What boards should take from it

1. Committee composition is the load-bearing question. Swiss listed company boards already operate under a structural expectation of an independent compensation committee. Tornetta is a reminder that independence is not a formal attribute to be verified at appointment; it is a live state of the committee in the specific decision. A committee that is technically independent but whose members have histories of alignment with the CEO on prior matters will be scrutinised on Swiss facts under Art. 717 and, depending on the resolution, under Art. 706 OR. See the executive- dismissal and compensation agenda.

2. The compensation report must disclose what a critical reader would ask. The Tornetta ruling on ratification turned on the disclosure deficit in the proxy materials. Swiss listed companies' compensation reports face their own audit and shareholder scrutiny; the Tornetta lesson is that disclosure should anticipate the difficult question the controller- skeptical reader would ask — about benchmarking sources, about negotiation posture, about the alternatives considered, about the controller’s role in the process — not merely cover the statutory minimum.

3. Controller boards should not assume ratification saves them. The December 2024 Delaware ruling — that a subsequent shareholder vote could not cure the original process defect — is not a universal principle, but it is a signal. A Swiss controller-involved board that assumes an Art. 735 OR binding shareholder vote, obtained on incomplete disclosure, cleanses a compensation arrangement otherwise open to Art. 706 abuse-of-majority challenge is relying on the wrong cure. The cleaner path is to get the process right the first time.

4. Size attracts scrutiny that is structurally different.

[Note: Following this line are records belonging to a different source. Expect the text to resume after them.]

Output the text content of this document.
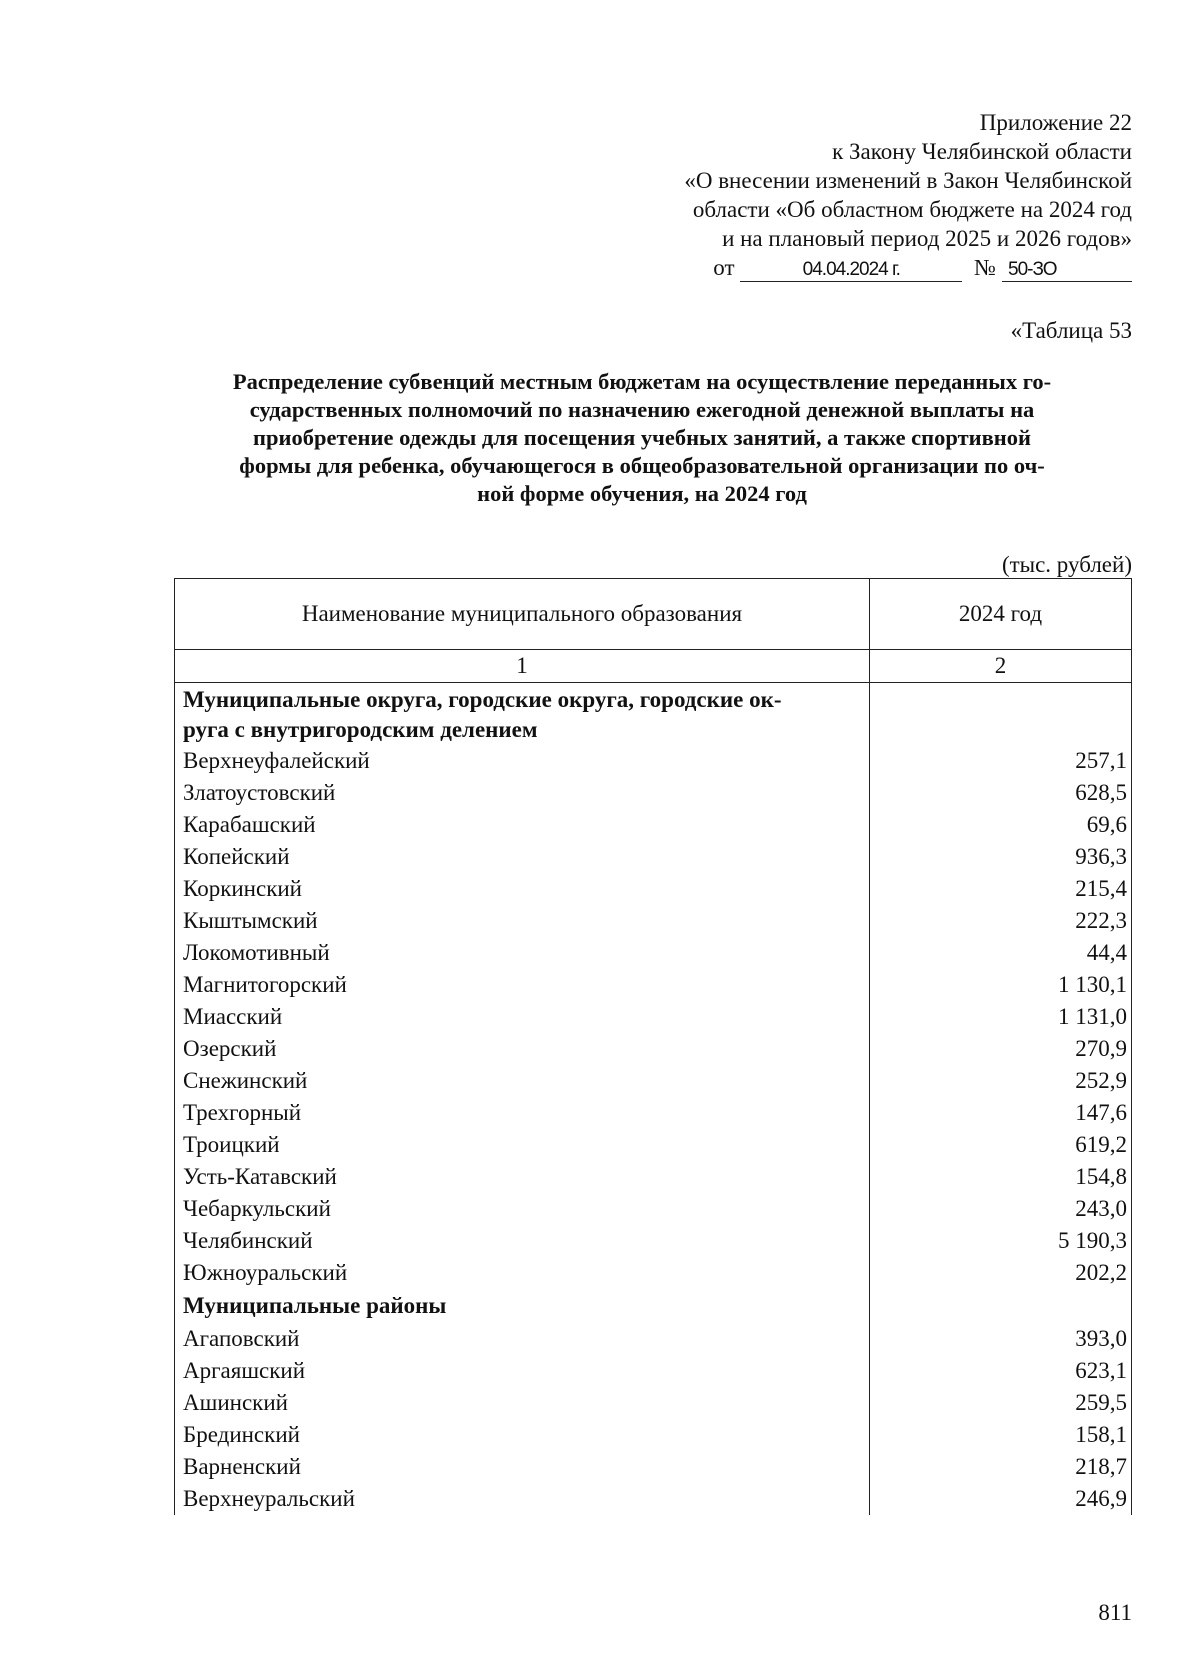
Приложение 22
к Закону Челябинской области
«О внесении изменений в Закон Челябинской
области «Об областном бюджете на 2024 год
и на плановый период 2025 и 2026 годов»
от	04.04.2024 г.	№ 50-ЗО
«Таблица 53
Распределение субвенций местным бюджетам на осуществление переданных го-
сударственных полномочий по назначению ежегодной денежной выплаты на
приобретение одежды для посещения учебных занятий, а также спортивной
формы для ребенка, обучающегося в общеобразовательной организации по оч-
ной форме обучения, на 2024 год
(тыс. рублей)
Наименование муниципального образования	2024 год
1	2

Муниципальные округа, городские округа, городские ок-
руга с внутригородским делением	

Верхнеуфалейский	257,1
Златоустовский	628,5
Карабашский	69,6
Копейский	936,3
Коркинский	215,4
Кыштымский	222,3
Локомотивный	44,4
Магнитогорский	1 130,1
Миасский	1 131,0
Озерский	270,9
Снежинский	252,9
Трехгорный	147,6
Троицкий	619,2
Усть-Катавский	154,8
Чебаркульский	243,0
Челябинский	5 190,3
Южноуральский	202,2
Муниципальные районы	
Агаповский	393,0
Аргаяшский	623,1
Ашинский	259,5
Брединский	158,1
Варненский	218,7
Верхнеуральский	246,9
811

A very large compensation package, even one procedurally clean, will attract engagement from institutional investors, proxy advisers (ISS, Glass Lewis, Ethos), and eventually (in listed Swiss companies) the pension- fund votes organised via ethos and the SIX listing engagement frameworks. Tornetta’s rescission was possible because the shareholders who voted in 2018 had not seen the full picture. Swiss boards proposing large packages should work on the assumption that engagement-sophisticated shareholders will form their view and publish their rationale before the vote.

Implications for the reference work

Director Duties under Swiss Law, at the section on the duty of loyalty, will be updated to include a discussion of controller-involved compensation transactions and the limits of shareholder- ratification cleansing under Swiss doctrine. The Agenda briefing on executive dismissal and compensation gains a cross-reference to this commentary at the failure-modes section — specifically on the committee-independence and disclosure-quality dimensions.

Primary sources

Delaware: Tornetta v. Musk, 310 A.3d 430 (Del. Ch. 30 January 2024) (Chancellor McCormick’s entire-fairness rescission opinion); the December 2024 follow-on ruling of the Delaware Court of Chancery on the post-rescission shareholder ratification (docket C.A. No. 2018-0408-KSJM, as reported); Corwin v. KKR Financial Holdings LLC, 125 A.3d 304 (Del. 2015) (on ratification-based business-judgment deference and its limits in controller transactions); Kahn v. M&F Worldwide Corp., 88 A.3d 635 (Del. 2014) (on the MFW framework for conditioning controller transactions for business-judgment review).

Swiss sources cited: Art. 732 ff. OR (compensation framework for listed companies, post-2023 reform), Art. 733 OR (compensation committee), Art. 734 ff. OR (compensation report), Art. 735, 735a, 735b OR (binding shareholder vote), Art. 735c OR (prohibited structures), Art. 706 OR (Anfechtungsklage, including abuse of majority under para. 2 ch. 3), Art. 717 OR (duty of loyalty), Art. 754 OR (director liability). Case cross-references are to opencaselaw.ch where the decisions are Swiss.